O presidente argentino, Javier Milei, implementou uma nova política que impede a entrada de jornalistas credenciados na Casa Rosada, sede do governo federal em Buenos Aires. A justificativa oficial para a medida, segundo o governo, é a necessidade de garantir a “segurança nacional”, após a divulgação de imagens da Casa Rosada por uma emissora de televisão, obtidas supostamente com o uso de óculos inteligentes.
O governo classificou o incidente como “espionagem ilegal” e o presidente Milei dirigiu insultos a jornalistas da emissora, referindo-se a eles como “lixo nojento”. Este episódio se soma a um histórico de atritos entre o presidente argentino e a imprensa, marcados por comentários depreciativos em redes sociais e durante entrevistas.
Profissionais de imprensa credenciados para atuar na sede governamental emitiram uma declaração conjunta, considerando a proibição “injustificada”. No comunicado, os jornalistas argumentaram que “negar o acesso aos repórteres sugere um ataque explícito à liberdade de imprensa, à prática do jornalismo e ao direito do público de acessar as informações”.

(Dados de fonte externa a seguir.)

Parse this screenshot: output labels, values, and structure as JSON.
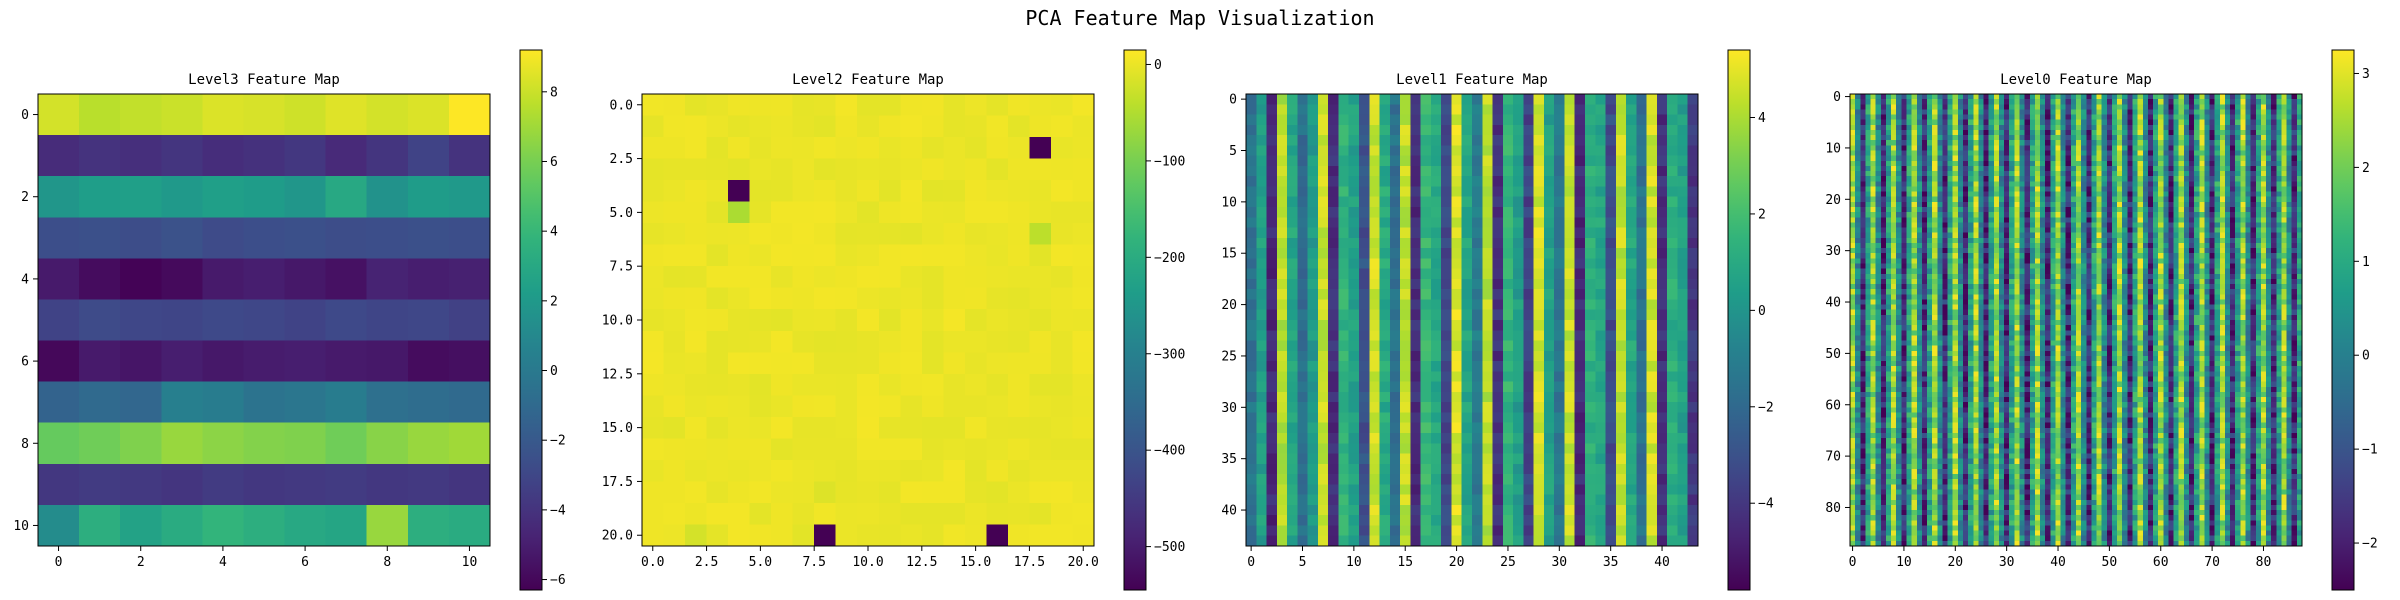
{
  "suptitle": "PCA Feature Map Visualization",
  "chart_data": [
    {
      "type": "heatmap",
      "title": "Level3 Feature Map",
      "size": 11,
      "xticks": [
        "0",
        "2",
        "4",
        "6",
        "8",
        "10"
      ],
      "yticks": [
        "0",
        "2",
        "4",
        "6",
        "8",
        "10"
      ],
      "colorbar_ticks": [
        "8",
        "6",
        "4",
        "2",
        "0",
        "−2",
        "−4",
        "−6"
      ],
      "colormap": "viridis",
      "vmin": -6.3,
      "vmax": 9.2,
      "row_values": [
        8.2,
        -4.2,
        1.5,
        -2.6,
        -5.0,
        -3.0,
        -5.4,
        -1.2,
        5.5,
        -3.8,
        3.0
      ],
      "row_patterns": [
        [
          8.2,
          7.6,
          7.8,
          8.0,
          8.4,
          8.3,
          8.1,
          8.5,
          8.2,
          8.4,
          9.2
        ],
        [
          -4.4,
          -4.0,
          -4.2,
          -3.9,
          -4.3,
          -4.1,
          -3.8,
          -4.5,
          -3.9,
          -3.2,
          -4.0
        ],
        [
          1.8,
          2.3,
          2.4,
          2.0,
          2.4,
          2.2,
          1.8,
          3.0,
          1.6,
          2.2,
          2.0
        ],
        [
          -2.6,
          -2.5,
          -2.7,
          -2.4,
          -2.8,
          -2.6,
          -2.5,
          -2.7,
          -2.6,
          -2.5,
          -2.6
        ],
        [
          -5.2,
          -5.8,
          -6.2,
          -5.9,
          -5.2,
          -5.0,
          -5.3,
          -5.6,
          -4.8,
          -5.0,
          -4.9
        ],
        [
          -3.2,
          -2.8,
          -3.0,
          -3.1,
          -2.9,
          -3.0,
          -3.2,
          -2.9,
          -3.1,
          -3.0,
          -3.3
        ],
        [
          -6.0,
          -5.2,
          -5.4,
          -5.0,
          -5.3,
          -5.1,
          -5.0,
          -5.2,
          -5.3,
          -5.8,
          -5.7
        ],
        [
          -1.4,
          -1.0,
          -1.2,
          0.4,
          0.2,
          -0.4,
          -0.2,
          0.2,
          -0.6,
          -0.8,
          -1.0
        ],
        [
          5.5,
          5.8,
          6.2,
          6.8,
          6.5,
          6.3,
          6.2,
          5.8,
          6.4,
          6.8,
          7.0
        ],
        [
          -3.8,
          -3.6,
          -3.7,
          -3.9,
          -3.6,
          -3.8,
          -3.7,
          -3.6,
          -3.8,
          -3.7,
          -3.9
        ],
        [
          1.2,
          3.4,
          2.6,
          3.2,
          3.8,
          3.4,
          3.0,
          2.8,
          6.8,
          3.4,
          3.2
        ]
      ]
    },
    {
      "type": "heatmap",
      "title": "Level2 Feature Map",
      "size": 21,
      "xticks": [
        "0.0",
        "2.5",
        "5.0",
        "7.5",
        "10.0",
        "12.5",
        "15.0",
        "17.5",
        "20.0"
      ],
      "yticks": [
        "0.0",
        "2.5",
        "5.0",
        "7.5",
        "10.0",
        "12.5",
        "15.0",
        "17.5",
        "20.0"
      ],
      "colorbar_ticks": [
        "0",
        "−100",
        "−200",
        "−300",
        "−400",
        "−500"
      ],
      "colormap": "viridis",
      "vmin": -545,
      "vmax": 15,
      "background_value": 0,
      "outliers": [
        {
          "row": 4,
          "col": 4,
          "value": -545
        },
        {
          "row": 2,
          "col": 18,
          "value": -545
        },
        {
          "row": 20,
          "col": 8,
          "value": -545
        },
        {
          "row": 20,
          "col": 16,
          "value": -545
        },
        {
          "row": 5,
          "col": 4,
          "value": -55
        },
        {
          "row": 6,
          "col": 18,
          "value": -40
        },
        {
          "row": 20,
          "col": 2,
          "value": -20
        },
        {
          "row": 18,
          "col": 8,
          "value": -12
        }
      ]
    },
    {
      "type": "heatmap",
      "title": "Level1 Feature Map",
      "size": 44,
      "xticks": [
        "0",
        "5",
        "10",
        "15",
        "20",
        "25",
        "30",
        "35",
        "40"
      ],
      "yticks": [
        "0",
        "5",
        "10",
        "15",
        "20",
        "25",
        "30",
        "35",
        "40"
      ],
      "colorbar_ticks": [
        "4",
        "2",
        "0",
        "−2",
        "−4"
      ],
      "colormap": "viridis",
      "vmin": -5.8,
      "vmax": 5.4,
      "column_pattern": [
        -1.5,
        0.5,
        -4.5,
        4.2,
        0.8,
        -1.8,
        0.2,
        4.5,
        -4.3,
        1.4,
        0.6,
        -3.0,
        4.6,
        1.0,
        -1.6,
        4.4,
        -4.4,
        1.6,
        0.9,
        -3.4,
        4.8,
        0.7,
        -1.2,
        4.3,
        -4.2,
        1.5,
        0.4,
        -3.6,
        4.7,
        0.6,
        -1.4,
        4.5,
        -4.5,
        1.3,
        0.8,
        -3.2,
        4.4,
        0.9,
        -1.6,
        4.6,
        -4.3,
        1.2,
        0.5,
        -4.0
      ]
    },
    {
      "type": "heatmap",
      "title": "Level0 Feature Map",
      "size": 88,
      "xticks": [
        "0",
        "10",
        "20",
        "30",
        "40",
        "50",
        "60",
        "70",
        "80"
      ],
      "yticks": [
        "0",
        "10",
        "20",
        "30",
        "40",
        "50",
        "60",
        "70",
        "80"
      ],
      "colorbar_ticks": [
        "3",
        "2",
        "1",
        "0",
        "−1",
        "−2"
      ],
      "colormap": "viridis",
      "vmin": -2.5,
      "vmax": 3.25
    }
  ]
}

A Associação de Entidades Jornalísticas Argentinas (Adepa) também expressou sua “máxima preocupação” com a decisão, descrevendo-a como uma medida “sem precedentes na vida democrática argentina” e solicitando sua revisão urgente em defesa da liberdade de imprensa.
A deputada federal Mónica Frade, integrante da oposição a Milei, ressaltou que o acesso de jornalistas à Casa Rosada nunca foi restringido, nem mesmo durante o período da ditadura militar. Frade classificou o fechamento do comitê de imprensa da Casa do governo como “o pior símbolo possível da fragilidade da democracia argentina” em um país democrático.